You have frequent memory lapses or blackouts

Frequent memory lapses or blackouts are one of the adverse consequences of problem drinking. Blacking out does not always imply passing out: problem drinkers can be conscious for a considerable period of time, but they usually have no recollection of what happened.

You undergo withdrawal symptoms when you quit drinking

Our body has formed a strong dependence on alcohol, so much so that you can no longer function normally without it. You may undergo painful and potentially deadly withdrawal symptoms upon discontinuing alcohol consumption, including anxiety, agitation, headaches, shaking, nausea, seizures, tremors, and vomiting.

You no longer partake in activities that were of interest before

You spend most of your time consuming and recovering from alcohol, making it difficult for you to partake in social activities or hobbies that were previously enjoyed.

You experience interpersonal issues

You may start having issues with your friends, family, co-workers, and others due to your problem drinking


Does alcohol reduce self control?

Alcohol dulls the brain signal that warns them of their mistake. While individuals are aware of their error, alcohol causes them to care less about it.

Why do people get angry when drunk?

According to the journal Cognitive, Affective & Behavioral Neuroscience, MRI scans of drunk and sober individuals indicate alcohol-related changes in the prefrontal cortex, the region of the brain thought to be responsible for moderating social behavior and aggression.

Causes of AUD

An individual who regularly consumes alcohol may not necessarily have an AUD. However, reports indicate that about 90 percent of individuals who misuse alcohol are unaware that they have a drinking problem and require urgent treatment. Severe AUD comes along with potentially life-threatening side effects that can affect not just the user but those around them as well.

There are many factors that contribute to an unhealthy relationship with alcohol. For example, genetics, peer pressure, personal struggles, and a history of abuse.

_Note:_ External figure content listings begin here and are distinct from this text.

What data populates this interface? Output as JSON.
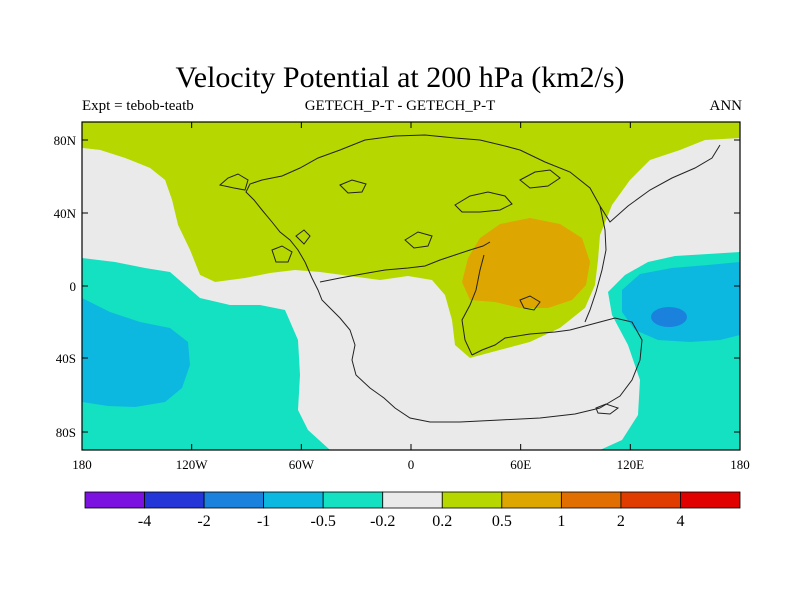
{
  "title": "Velocity Potential at 200 hPa (km2/s)",
  "subtitle_left": "Expt = tebob-teatb",
  "subtitle_center": "GETECH_P-T - GETECH_P-T",
  "subtitle_right": "ANN",
  "x_ticks": [
    "180",
    "120W",
    "60W",
    "0",
    "60E",
    "120E",
    "180"
  ],
  "y_ticks": [
    "80N",
    "40N",
    "0",
    "40S",
    "80S"
  ],
  "colorbar": {
    "colors": [
      "#7b12e0",
      "#2436d8",
      "#1a82dc",
      "#0db8e0",
      "#14e0c2",
      "#eaeaea",
      "#b6d800",
      "#dea600",
      "#e06e00",
      "#e03c00",
      "#e00000"
    ],
    "labels": [
      "-4",
      "-2",
      "-1",
      "-0.5",
      "-0.2",
      "0.2",
      "0.5",
      "1",
      "2",
      "4"
    ]
  },
  "palette": {
    "neutral": "#eaeaea",
    "pos_05": "#b6d800",
    "pos_1": "#dea600",
    "pos_2": "#e06e00",
    "neg_02": "#14e0c2",
    "neg_05": "#0db8e0",
    "neg_1": "#1a82dc"
  }
}
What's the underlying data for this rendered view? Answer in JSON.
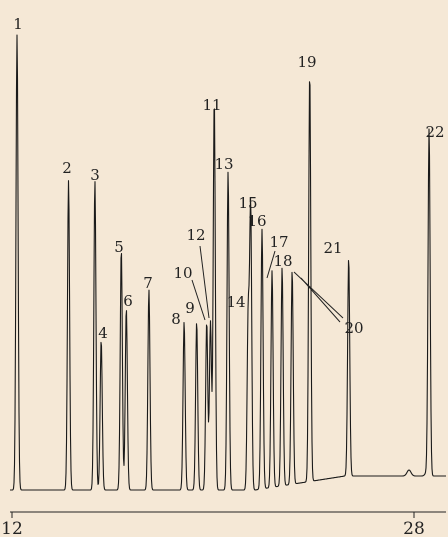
{
  "chart_data": {
    "type": "line",
    "title": "",
    "xlabel": "",
    "ylabel": "",
    "xlim": [
      12,
      28.8
    ],
    "ylim": [
      0,
      1.0
    ],
    "x_ticks": [
      12,
      28
    ],
    "x_tick_labels": [
      "12",
      "28"
    ],
    "grid": false,
    "line_color": "#1a1a1a",
    "series": [
      {
        "values": [
          {
            "label": "1",
            "x": 12.2,
            "y": 1.0
          },
          {
            "label": "2",
            "x": 14.25,
            "y": 0.68
          },
          {
            "label": "3",
            "x": 15.3,
            "y": 0.68
          },
          {
            "label": "4",
            "x": 15.55,
            "y": 0.33
          },
          {
            "label": "5",
            "x": 16.35,
            "y": 0.53
          },
          {
            "label": "6",
            "x": 16.55,
            "y": 0.4
          },
          {
            "label": "7",
            "x": 17.45,
            "y": 0.44
          },
          {
            "label": "8",
            "x": 18.85,
            "y": 0.37
          },
          {
            "label": "9",
            "x": 19.35,
            "y": 0.37
          },
          {
            "label": "10",
            "x": 19.75,
            "y": 0.37
          },
          {
            "label": "11",
            "x": 20.05,
            "y": 0.86
          },
          {
            "label": "12",
            "x": 19.9,
            "y": 0.37
          },
          {
            "label": "13",
            "x": 20.6,
            "y": 0.7
          },
          {
            "label": "14",
            "x": 21.4,
            "y": 0.38
          },
          {
            "label": "15",
            "x": 21.5,
            "y": 0.62
          },
          {
            "label": "16",
            "x": 21.95,
            "y": 0.56
          },
          {
            "label": "17",
            "x": 22.35,
            "y": 0.45
          },
          {
            "label": "18",
            "x": 22.75,
            "y": 0.48
          },
          {
            "label": "19",
            "x": 23.85,
            "y": 0.9
          },
          {
            "label": "20",
            "x": 23.15,
            "y": 0.47
          },
          {
            "label": "21",
            "x": 25.4,
            "y": 0.48
          },
          {
            "label": "22",
            "x": 28.6,
            "y": 0.76
          }
        ]
      }
    ]
  }
}
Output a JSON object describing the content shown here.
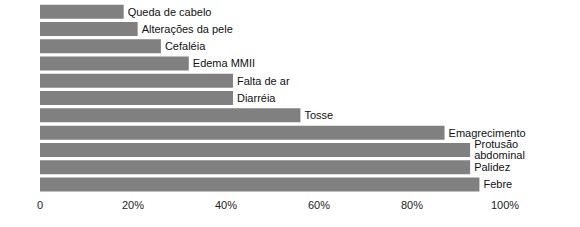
{
  "chart_data": {
    "type": "bar",
    "orientation": "horizontal",
    "categories": [
      "Queda de cabelo",
      "Alterações da pele",
      "Cefaléia",
      "Edema MMII",
      "Falta de ar",
      "Diarréia",
      "Tosse",
      "Emagrecimento",
      "Protusão abdominal",
      "Palidez",
      "Febre"
    ],
    "values": [
      18,
      21,
      26,
      32,
      41.5,
      41.5,
      56,
      87,
      92.5,
      92.5,
      94.5
    ],
    "color": "#808080",
    "xlim": [
      0,
      100
    ],
    "xticks": [
      0,
      {
        "value": 20,
        "label": "20%"
      },
      {
        "value": 40,
        "label": "40%"
      },
      {
        "value": 60,
        "label": "60%"
      },
      {
        "value": 80,
        "label": "80%"
      },
      {
        "value": 100,
        "label": "100%"
      }
    ],
    "grid": false,
    "tick_labels": "x"
  }
}
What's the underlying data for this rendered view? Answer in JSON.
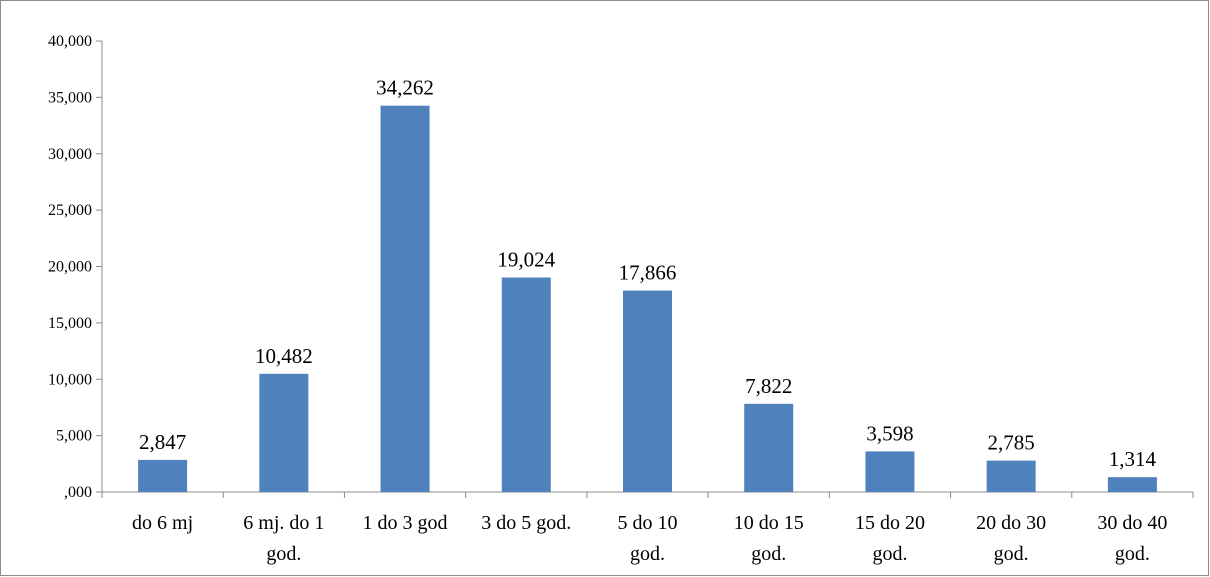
{
  "chart_data": {
    "type": "bar",
    "categories": [
      [
        "do 6 mj"
      ],
      [
        "6 mj. do 1",
        "god."
      ],
      [
        "1 do 3 god"
      ],
      [
        "3 do 5 god."
      ],
      [
        "5 do 10",
        "god."
      ],
      [
        "10 do 15",
        "god."
      ],
      [
        "15 do 20",
        "god."
      ],
      [
        "20 do 30",
        "god."
      ],
      [
        "30 do 40",
        "god."
      ]
    ],
    "values": [
      2847,
      10482,
      34262,
      19024,
      17866,
      7822,
      3598,
      2785,
      1314
    ],
    "data_labels": [
      "2,847",
      "10,482",
      "34,262",
      "19,024",
      "17,866",
      "7,822",
      "3,598",
      "2,785",
      "1,314"
    ],
    "y_ticks": [
      {
        "value": 0,
        "label": ",000"
      },
      {
        "value": 5000,
        "label": "5,000"
      },
      {
        "value": 10000,
        "label": "10,000"
      },
      {
        "value": 15000,
        "label": "15,000"
      },
      {
        "value": 20000,
        "label": "20,000"
      },
      {
        "value": 25000,
        "label": "25,000"
      },
      {
        "value": 30000,
        "label": "30,000"
      },
      {
        "value": 35000,
        "label": "35,000"
      },
      {
        "value": 40000,
        "label": "40,000"
      }
    ],
    "ylim": [
      0,
      40000
    ],
    "title": "",
    "xlabel": "",
    "ylabel": "",
    "grid": false,
    "legend": "none",
    "bar_color": "#4f81bd"
  }
}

Consuming alcohol at younger ages can also make an individual more prone to alcohol abuse or addiction. The NIAAA shows that genetic factors play a massive role in children abusing alcohol. Children who consume alcohol are at a higher risk of developing AUD in adulthood. Some of the other factors that lead to alcohol abuse in children and teenagers are:

  • Parents with depression or other mental health issues
  • Parents with AUD or SUD
  • Regular family conflicts

What to Do if Your Drinking is Out of Control?

Get a diagnosis

Although those around you may see the signs of troubling drinking habits, you will require the services of mental and medical professionals to diagnose your condition properly. Generally, a physician starts the diagnosis most of the time by performing an initial test. He/she may also refer you to a reliable treatment specialist.

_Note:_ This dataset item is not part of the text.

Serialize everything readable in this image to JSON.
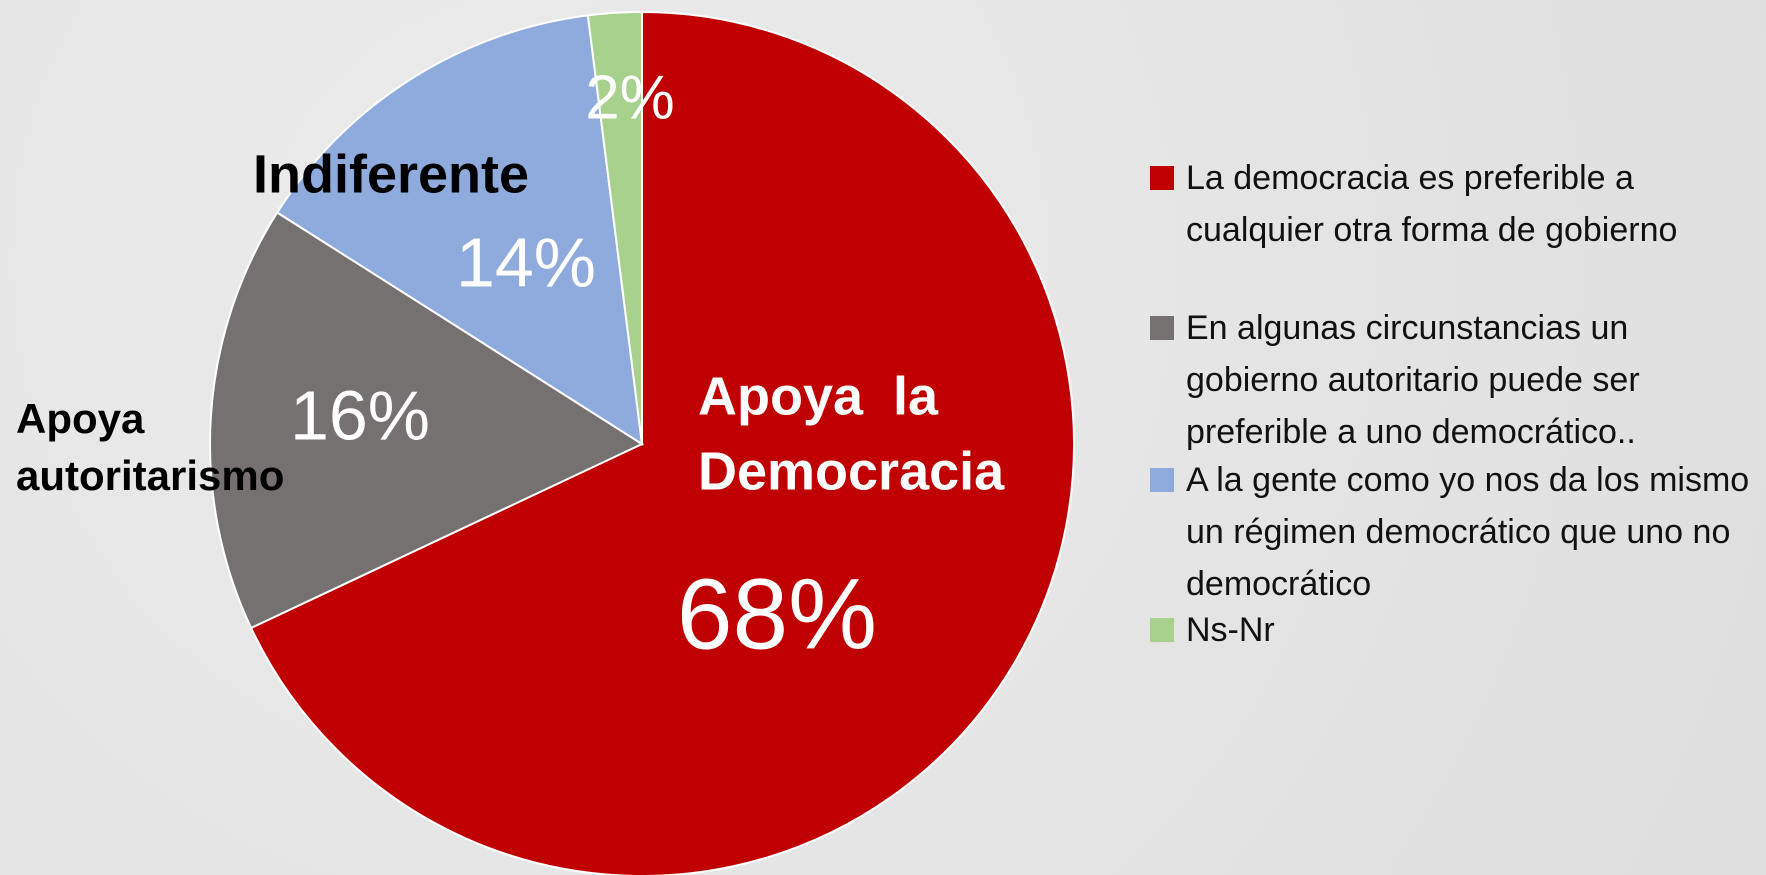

Call the relevant treatment specialists

There are many treatment specialists available throughout the US for treating AUD and related complications. Ensure that you choose a licensed healthcare provider for long-term treatments and inquire about the treatment options for your specific condition. Since talk therapy, counseling, and medications are a few of the crucial components of AUD treatment, make sure they are covered by your treatment program.

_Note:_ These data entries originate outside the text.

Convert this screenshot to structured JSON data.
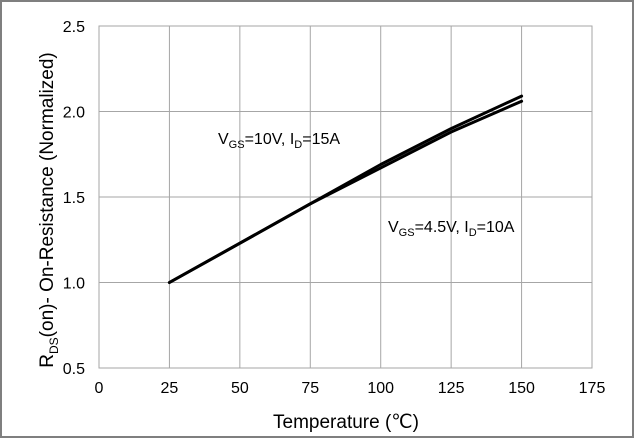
{
  "chart_data": {
    "type": "line",
    "xlabel": "Temperature (℃)",
    "ylabel": "RDS(on)- On-Resistance (Normalized)",
    "xlim": [
      0,
      175
    ],
    "ylim": [
      0.5,
      2.5
    ],
    "x_ticks": [
      "0",
      "25",
      "50",
      "75",
      "100",
      "125",
      "150",
      "175"
    ],
    "y_ticks": [
      "2.5",
      "2.0",
      "1.5",
      "1.0",
      "0.5"
    ],
    "grid": true,
    "series": [
      {
        "name": "VGS=10V, ID=15A",
        "x": [
          25,
          50,
          75,
          100,
          125,
          150
        ],
        "y": [
          1.0,
          1.23,
          1.46,
          1.69,
          1.9,
          2.09
        ]
      },
      {
        "name": "VGS=4.5V, ID=10A",
        "x": [
          25,
          50,
          75,
          100,
          125,
          150
        ],
        "y": [
          1.0,
          1.23,
          1.46,
          1.67,
          1.88,
          2.06
        ]
      }
    ],
    "annotations": [
      {
        "base1": "V",
        "sub1": "GS",
        "mid": "=10V, I",
        "sub2": "D",
        "tail": "=15A"
      },
      {
        "base1": "V",
        "sub1": "GS",
        "mid": "=4.5V, I",
        "sub2": "D",
        "tail": "=10A"
      }
    ],
    "ylabel_parts": {
      "base": "R",
      "sub": "DS",
      "rest": "(on)- On-Resistance (Normalized)"
    },
    "colors": {
      "line": "#000000",
      "grid": "#a6a6a6",
      "border": "#7f7f7f"
    }
  }
}
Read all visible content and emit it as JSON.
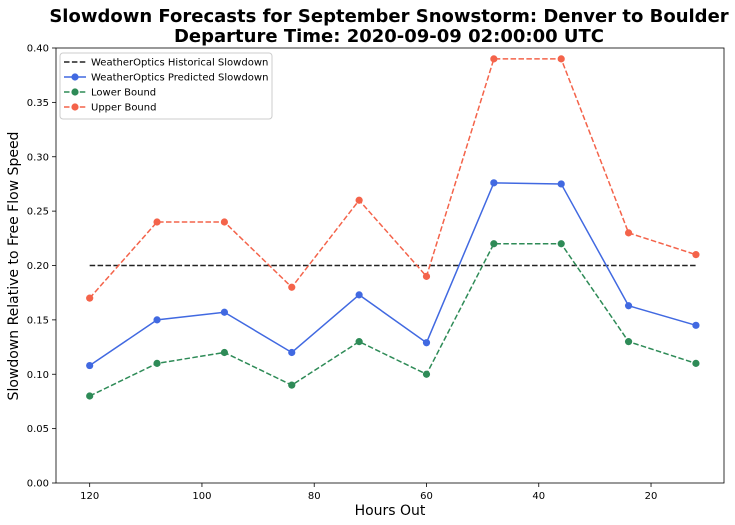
{
  "chart_data": {
    "type": "line",
    "title_line1": "Slowdown Forecasts for September Snowstorm: Denver to Boulder",
    "title_line2": "Departure Time: 2020-09-09 02:00:00 UTC",
    "xlabel": "Hours Out",
    "ylabel": "Slowdown Relative to Free Flow Speed",
    "x_reversed": true,
    "xlim": [
      126,
      7
    ],
    "ylim": [
      0.0,
      0.4
    ],
    "x_ticks": [
      120,
      100,
      80,
      60,
      40,
      20
    ],
    "y_ticks": [
      0.0,
      0.05,
      0.1,
      0.15,
      0.2,
      0.25,
      0.3,
      0.35,
      0.4
    ],
    "x_tick_labels": [
      "120",
      "100",
      "80",
      "60",
      "40",
      "20"
    ],
    "y_tick_labels": [
      "0.00",
      "0.05",
      "0.10",
      "0.15",
      "0.20",
      "0.25",
      "0.30",
      "0.35",
      "0.40"
    ],
    "legend_position": "top-left",
    "grid": false,
    "x": [
      120,
      108,
      96,
      84,
      72,
      60,
      48,
      36,
      24,
      12
    ],
    "series": [
      {
        "name": "WeatherOptics Historical Slowdown",
        "color": "#222222",
        "dashed": true,
        "markers": false,
        "values": [
          0.2,
          0.2,
          0.2,
          0.2,
          0.2,
          0.2,
          0.2,
          0.2,
          0.2,
          0.2
        ]
      },
      {
        "name": "WeatherOptics Predicted Slowdown",
        "color": "#4169e1",
        "dashed": false,
        "markers": true,
        "values": [
          0.108,
          0.15,
          0.157,
          0.12,
          0.173,
          0.129,
          0.276,
          0.275,
          0.163,
          0.145
        ]
      },
      {
        "name": "Lower Bound",
        "color": "#2e8b57",
        "dashed": true,
        "markers": true,
        "values": [
          0.08,
          0.11,
          0.12,
          0.09,
          0.13,
          0.1,
          0.22,
          0.22,
          0.13,
          0.11
        ]
      },
      {
        "name": "Upper Bound",
        "color": "#f4634a",
        "dashed": true,
        "markers": true,
        "values": [
          0.17,
          0.24,
          0.24,
          0.18,
          0.26,
          0.19,
          0.39,
          0.39,
          0.23,
          0.21
        ]
      }
    ]
  }
}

Consulting the following experts can also be beneficial:

  • Licensed clinical social worker:
    • These experts help promote well-being through diagnosis and treatment while also treating any underlying mental illnesses.
  • Addiction medicine specialist:
    • These experts are doctors who are specialized in addiction medicine. The American Board of Addiction Medicine (ABAM) certifies and equips these doctors to prevent, screen, intervene, and treat AUD and SUD patients.
  • Psychotherapist:
    • These experts help identify the underlying cause that led you to alcohol abuse in the first place. They also help patients in coping with triggers and general life challenges.
  • Psychiatrist:
    • These medical experts are specialized in the diagnosis, treatment, and prevention of AUDs and SUDs.


How can I control drinking too much?

Be aware of the amount of alcohol you consume and practice self-control. You can also control your drinking by removing all alcohol from your home and designating abstinence day.